Steel Symphony 5 vs Antique White
Steel Symphony 5 (Dulux) and Antique White (Jotun) come from different manufacturers. Steel Symphony 5 reads as blue-grey, while Antique White reads as beige-greige — two distinct hue families, not close cousins. The 7-point LRV gap — 63 for Steel Symphony 5 vs 56 for Antique White — means Steel Symphony 5 will open up a space more effectively. Where Steel Symphony 5 leans cool, Antique White reads warm — a distinction that shifts noticeably depending on the light source and surrounding finishes. A ΔE of 12.7 puts these firmly in different territory — two distinct design choices rather than close alternatives. Below you'll find 1 real-room photo comparison where both colors appear side by side, plus 5 simulated room previews.
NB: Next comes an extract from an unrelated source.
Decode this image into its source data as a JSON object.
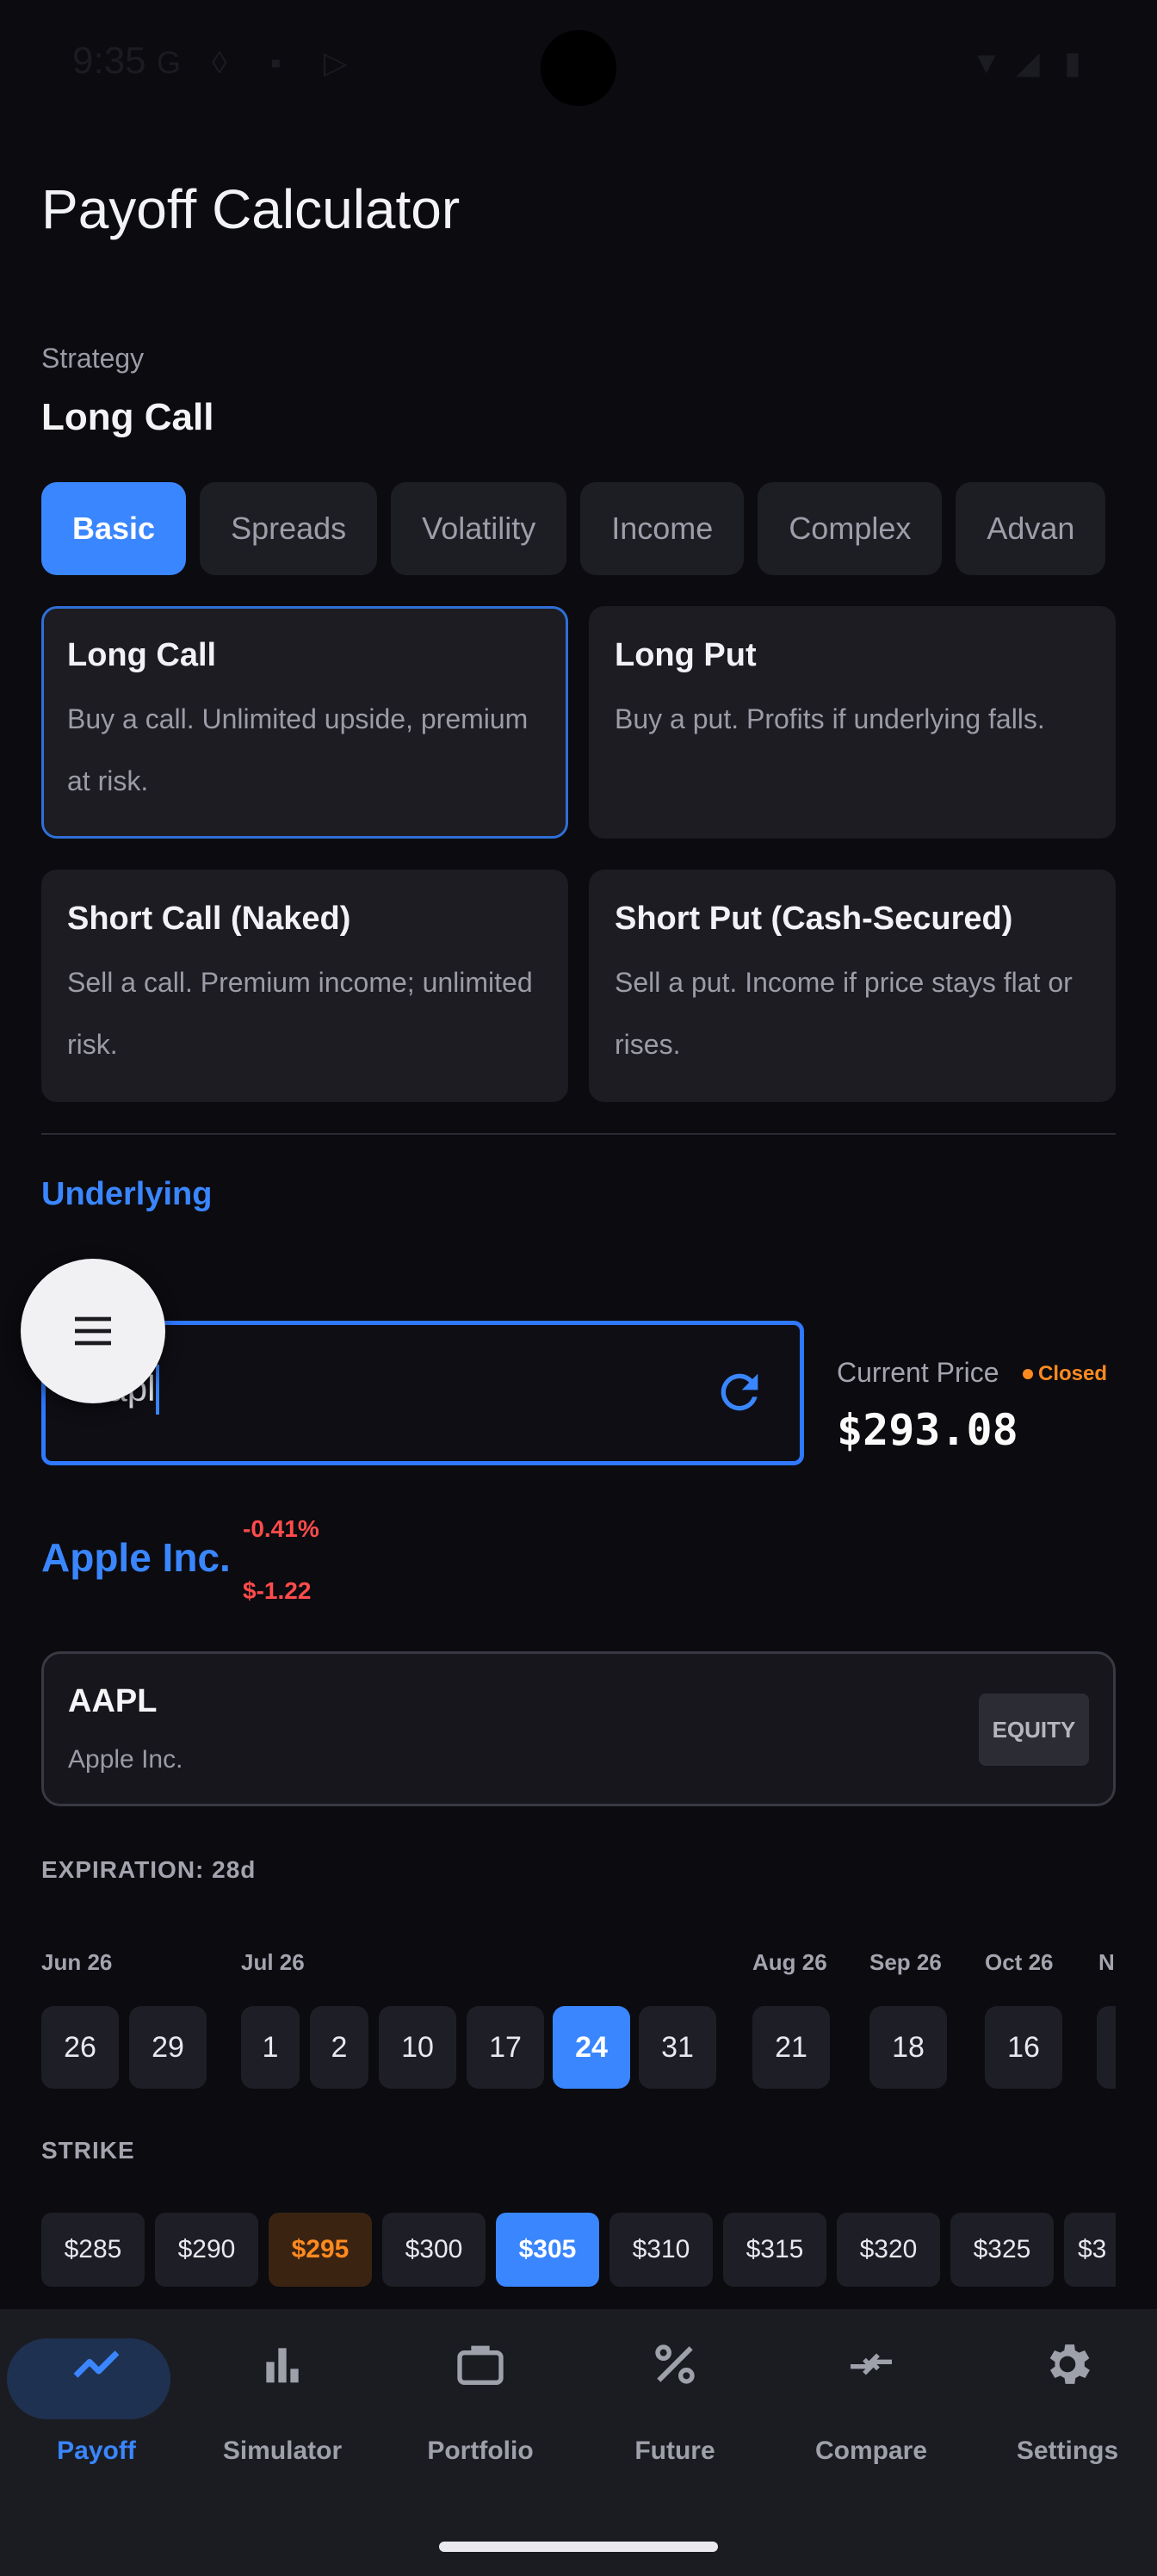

Steel Symphony 5 vs Antique White in Real Spaces
1 real room side by side. Seeing Steel Symphony 5 and Antique White in actual rooms makes the difference concrete; browse the spaces below to get a feel for how each color lives on a wall.
Living Room
A living room wall sees more varied light than almost any other surface in the house, which makes the choice between these two more nuanced than a chip suggests. Steel Symphony 5 reads slightly lighter here — a subtle but real difference in how open the space feels.
Color Details
Steel Symphony 5 vs Antique White Simulated Comparison
5 simulated room previews — drag the slider on each to see Steel Symphony 5 on one side and Antique White on the other.
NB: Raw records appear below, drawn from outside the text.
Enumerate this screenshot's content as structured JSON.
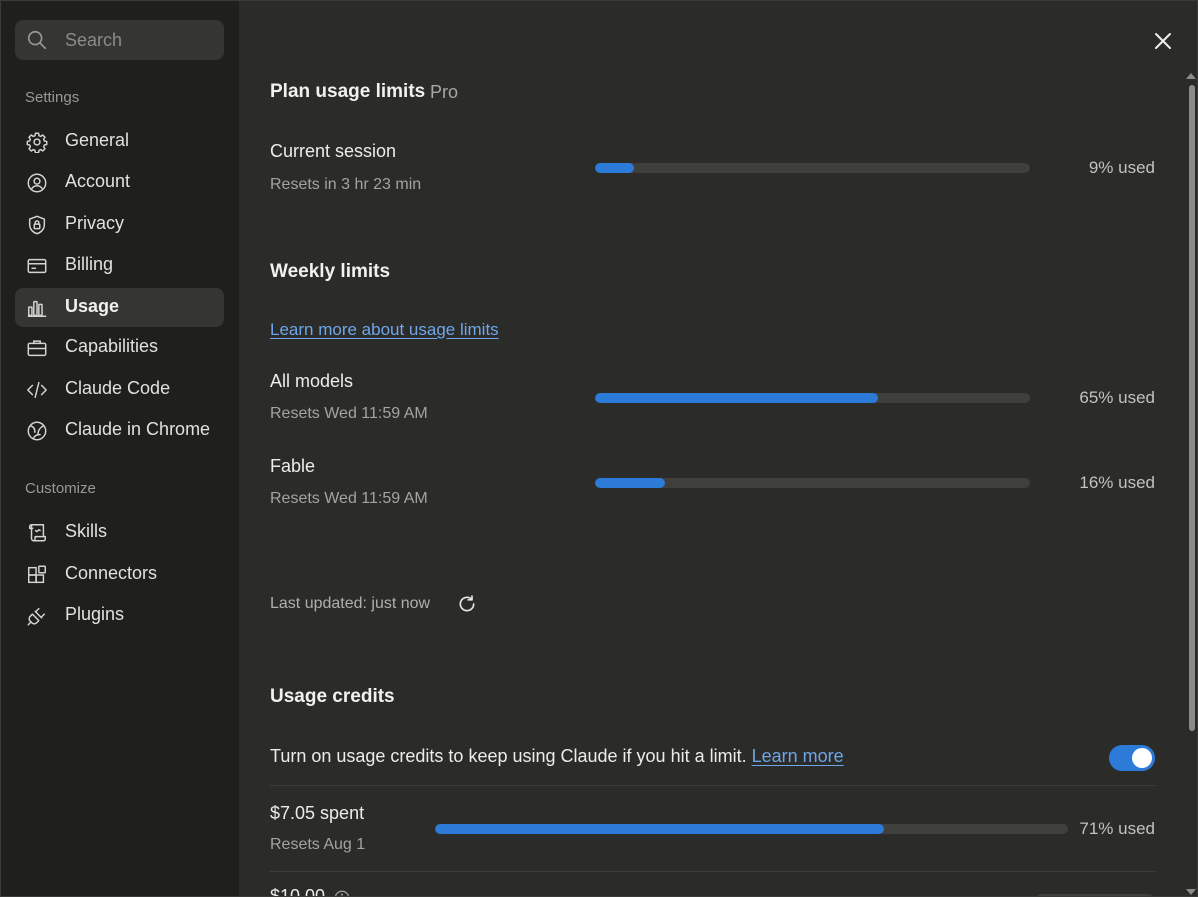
{
  "sidebar": {
    "search_placeholder": "Search",
    "settings_label": "Settings",
    "settings_items": [
      {
        "label": "General",
        "icon": "gear-icon"
      },
      {
        "label": "Account",
        "icon": "user-circle-icon"
      },
      {
        "label": "Privacy",
        "icon": "shield-lock-icon"
      },
      {
        "label": "Billing",
        "icon": "credit-card-icon"
      },
      {
        "label": "Usage",
        "icon": "bar-chart-icon",
        "active": true
      },
      {
        "label": "Capabilities",
        "icon": "briefcase-icon"
      },
      {
        "label": "Claude Code",
        "icon": "code-icon"
      },
      {
        "label": "Claude in Chrome",
        "icon": "globe-icon"
      }
    ],
    "customize_label": "Customize",
    "customize_items": [
      {
        "label": "Skills",
        "icon": "scroll-icon"
      },
      {
        "label": "Connectors",
        "icon": "blocks-icon"
      },
      {
        "label": "Plugins",
        "icon": "plug-icon"
      }
    ]
  },
  "main": {
    "plan_title": "Plan usage limits",
    "plan_badge": "Pro",
    "current_session": {
      "title": "Current session",
      "reset": "Resets in 3 hr 23 min",
      "percent": 9,
      "label": "9% used"
    },
    "weekly_title": "Weekly limits",
    "learn_more_usage": "Learn more about usage limits",
    "all_models": {
      "title": "All models",
      "reset": "Resets Wed 11:59 AM",
      "percent": 65,
      "label": "65% used"
    },
    "fable": {
      "title": "Fable",
      "reset": "Resets Wed 11:59 AM",
      "percent": 16,
      "label": "16% used"
    },
    "last_updated": "Last updated: just now",
    "credits_title": "Usage credits",
    "credits_text": "Turn on usage credits to keep using Claude if you hit a limit.",
    "credits_learn_more": "Learn more",
    "credits_toggle_on": true,
    "spent": {
      "title": "$7.05 spent",
      "reset": "Resets Aug 1",
      "percent": 71,
      "label": "71% used"
    },
    "next_row_title": "$10.00"
  },
  "colors": {
    "accent": "#2c7bd9",
    "link": "#6ea6e8",
    "sidebar_bg": "#1f1f1e",
    "main_bg": "#2b2b2a"
  }
}
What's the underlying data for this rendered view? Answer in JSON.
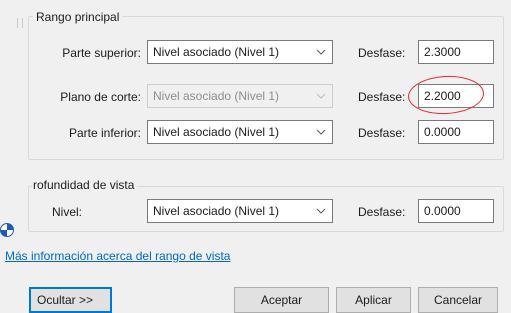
{
  "main_range": {
    "title": "Rango principal",
    "top": {
      "label": "Parte superior:",
      "level": "Nivel asociado (Nivel 1)",
      "offset_label": "Desfase:",
      "offset": "2.3000"
    },
    "cut_plane": {
      "label": "Plano de corte:",
      "level": "Nivel asociado (Nivel 1)",
      "offset_label": "Desfase:",
      "offset": "2.2000"
    },
    "bottom": {
      "label": "Parte inferior:",
      "level": "Nivel asociado (Nivel 1)",
      "offset_label": "Desfase:",
      "offset": "0.0000"
    }
  },
  "view_depth": {
    "title": "rofundidad de vista",
    "level": {
      "label": "Nivel:",
      "level": "Nivel asociado (Nivel 1)",
      "offset_label": "Desfase:",
      "offset": "0.0000"
    }
  },
  "more_info_link": "Más información acerca del rango de vista",
  "buttons": {
    "hide": "Ocultar >>",
    "ok": "Aceptar",
    "apply": "Aplicar",
    "cancel": "Cancelar"
  },
  "colors": {
    "highlight": "#e8242b",
    "link": "#0066cc",
    "focus": "#0078d7"
  },
  "icons": {
    "dropdown": "chevron-down-icon",
    "info": "pie-info-icon"
  }
}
Digital color is approximate. These simulations are generated from the manufacturer's hex values and overlaid on grayscale room photos — your screen's calibration, brightness, and viewing angle all affect how they render. Before committing to either color, test physical samples in your own space under the light you actually live with.
More Steel Symphony 5 comparisons
See how Steel Symphony 5 stacks up against other well-photographed colors across different brands and tones.